Cosmecuticals
… and the pitfalls of the first and second medical indication
... and the pitfalls of the first and second medical indication
The term „cosmeceutical“ is composed of the words „cosmetic“ and „pharmaceutical“. It refers to active ingredients that are used in cosmetics in particular, but have a pharmaceutical effect. More precisely, cosmeceuticals have cosmetic properties that can be attributed to a therapeutic effect. The distinction between a cosmetic and a therapeutic effect is sometimes difficult to make.
A classic example is skin disorders, which can range from simple pimples to acne and are generally considered to be a cosmetic, and often age-related, problem. Active ingredients that are used here are therefore predominantly understood to be cosmetic. However, even with this simple example, one may very well disagree: A main cause of acne vulgaris is hormonal changes during puberty. The hyperkeratosis in the sebaceous follicle and the increased sebum production promote bacterial growth. The subsequent immune response of the body becomes visible as inflammation. However, an anti-inflammatory effect must be considered therapeutic. Thus, active ingredients used against acne fall into the therapeutic-medical rather than the cosmetic area. As a rule of thumb, it can be said that substances which exert their effect exclusively on the surface of the skin are considered cosmetic, but as soon as processes in the skin are influenced, a therapeutic effect must be assumed.
What sounds like a rather academic discourse, however, has serious consequences in patent law. Indeed, Art. 53(c) EPC excludes from patent protection processes directed to the therapeutic treatment of the human or animal body. Thus, if the active ingredient is known as such, the subsidiary purpose-related substance protection, which is general a use claim, is simply excluded.

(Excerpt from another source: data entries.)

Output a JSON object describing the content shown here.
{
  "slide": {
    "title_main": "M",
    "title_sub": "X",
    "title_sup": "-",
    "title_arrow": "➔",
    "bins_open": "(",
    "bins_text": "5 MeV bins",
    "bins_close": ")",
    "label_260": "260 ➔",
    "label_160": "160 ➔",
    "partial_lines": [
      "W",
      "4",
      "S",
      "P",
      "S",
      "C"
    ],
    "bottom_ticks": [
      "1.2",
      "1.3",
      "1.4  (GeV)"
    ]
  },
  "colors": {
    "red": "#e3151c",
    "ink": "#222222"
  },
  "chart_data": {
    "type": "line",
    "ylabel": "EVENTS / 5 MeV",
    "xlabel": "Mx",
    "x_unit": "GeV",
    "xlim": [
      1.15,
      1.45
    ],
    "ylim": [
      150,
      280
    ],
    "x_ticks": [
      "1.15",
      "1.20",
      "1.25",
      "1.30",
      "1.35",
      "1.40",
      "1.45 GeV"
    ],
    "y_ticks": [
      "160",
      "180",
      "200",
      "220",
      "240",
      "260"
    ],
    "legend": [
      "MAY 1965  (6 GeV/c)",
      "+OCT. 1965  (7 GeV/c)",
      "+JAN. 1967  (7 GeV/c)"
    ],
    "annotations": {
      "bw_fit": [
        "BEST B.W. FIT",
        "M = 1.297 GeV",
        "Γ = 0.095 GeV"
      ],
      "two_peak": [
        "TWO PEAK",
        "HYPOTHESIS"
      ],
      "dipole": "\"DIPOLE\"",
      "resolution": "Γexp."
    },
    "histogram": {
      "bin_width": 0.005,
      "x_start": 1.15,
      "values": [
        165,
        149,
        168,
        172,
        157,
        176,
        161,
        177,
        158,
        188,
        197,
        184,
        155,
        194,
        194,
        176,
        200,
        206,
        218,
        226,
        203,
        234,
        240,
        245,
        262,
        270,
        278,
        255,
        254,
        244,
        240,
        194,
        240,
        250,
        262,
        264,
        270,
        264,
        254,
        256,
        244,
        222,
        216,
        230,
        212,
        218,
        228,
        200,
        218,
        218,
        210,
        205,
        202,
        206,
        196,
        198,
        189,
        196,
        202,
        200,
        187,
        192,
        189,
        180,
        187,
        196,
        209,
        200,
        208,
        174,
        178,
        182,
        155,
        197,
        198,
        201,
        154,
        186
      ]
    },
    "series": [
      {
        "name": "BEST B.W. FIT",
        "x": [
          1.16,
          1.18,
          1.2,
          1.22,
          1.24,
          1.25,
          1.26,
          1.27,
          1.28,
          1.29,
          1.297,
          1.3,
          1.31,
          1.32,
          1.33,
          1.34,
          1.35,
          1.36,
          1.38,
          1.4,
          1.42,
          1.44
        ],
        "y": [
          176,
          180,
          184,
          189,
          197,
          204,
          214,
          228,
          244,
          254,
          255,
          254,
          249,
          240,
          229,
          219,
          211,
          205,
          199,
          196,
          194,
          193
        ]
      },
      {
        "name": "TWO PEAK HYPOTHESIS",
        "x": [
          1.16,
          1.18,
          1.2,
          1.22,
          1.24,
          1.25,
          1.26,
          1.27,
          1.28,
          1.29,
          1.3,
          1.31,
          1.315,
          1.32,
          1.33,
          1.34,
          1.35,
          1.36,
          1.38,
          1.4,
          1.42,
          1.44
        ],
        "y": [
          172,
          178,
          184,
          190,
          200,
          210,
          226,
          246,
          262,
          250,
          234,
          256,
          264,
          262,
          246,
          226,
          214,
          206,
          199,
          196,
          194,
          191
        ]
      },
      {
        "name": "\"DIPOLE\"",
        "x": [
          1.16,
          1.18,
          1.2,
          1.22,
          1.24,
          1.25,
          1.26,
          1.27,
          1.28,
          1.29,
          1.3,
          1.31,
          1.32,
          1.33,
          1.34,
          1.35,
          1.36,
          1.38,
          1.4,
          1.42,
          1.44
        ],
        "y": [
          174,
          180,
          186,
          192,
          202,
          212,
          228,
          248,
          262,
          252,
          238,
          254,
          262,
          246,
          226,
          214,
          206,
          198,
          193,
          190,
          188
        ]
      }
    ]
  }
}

Already during the preparation of a patent application, we therefore carefully examine our claim strategy to determine whether the invention could possibly be considered therapeutic – whereby the standards are not consistent even within the European Patent Office and differ even more from jurisdiction to jurisdiction.
Despite the limitations mentioned above, the EPC offers interesting possibilities for the comprehensive protection of active substances. In some of their landmark decisions, the Technical Boards of Appeal already paved the way for purpose-bound substance protection in medicine. In the context of the so-called „1st medical indication“, this means nothing less than that substance protection can be applied for again for a known substance, provided that the substance was not yet known for use in medicine – regardless of the indication – on the application date. Such a claim would then read, for example, „Substance X as a medicament“. The scope of protection conveyed here exceeds that of a simple use claim many times over. This is because the therapeutic effect is usually first found for only one or more narrowly defined indications. However, the protection of the substance by the 1st medical indication is absolute, i.e., further indications found later are also subordinate to it.
Also, for new indications of an active substance, which is already known as such in medicine for the treatment of other diseases, the patent system offers protection via the „second (and any further) indication. The corresponding claim wording is „substance X for the treatment of disease Y“ and corresponds to a classic use claim in terms of the scope of protection.
In patent applications in which a first or a further medical indication is claimed, however, one thing must be observed: The indication must be specifically stated and, in the case of the second medical indication, must also be included in the claim. A reference to a biochemical process is not sufficient. For example, if a substance acts as a tyrosinase inhibitor and reduces melanin formation in the skin, then this is merely a discovery. However, the invention consists in using the active substance, for example, against hyperpigmentation, i.e., a specific pathological skin condition. Applications which have a therapeutic background and in which it was neglected to assign a physiological effect to a concrete disease have no chance of being granted!
Manufacturers of cosmetic products have a certain reluctance when claims protecting their substances are directed to „medicaments“. Related to this is the concern that such claim formulation will result in regulatory consequences. This concern is understandable, but unfounded. On the one hand, the patent office does not decide whether and which approval an active ingredient requires before it is placed on the market, and on the other hand, the claim wording is merely a formal requirement arising from the EPC and not from a statutory provision.
Nevertheless, for the protection of cosmeceuticals, it is advisable for strategic reasons to adopt a two-track approach to claim drafting and also to claim an expressly non-therapeutic method in which the active ingredient is used. Although this wording is often objected to in the examination procedure and must then be deleted, it creates an additional claim option. It is particularly important because the medical indications described represent special routes in the EPC and are inadmissible in the USA, for example. There and in many other countries of the world, the claims must relate to a non-therapeutic method anyway, and if the specification for such a claim formulation does not contain a disclosure, this can result in great difficulties.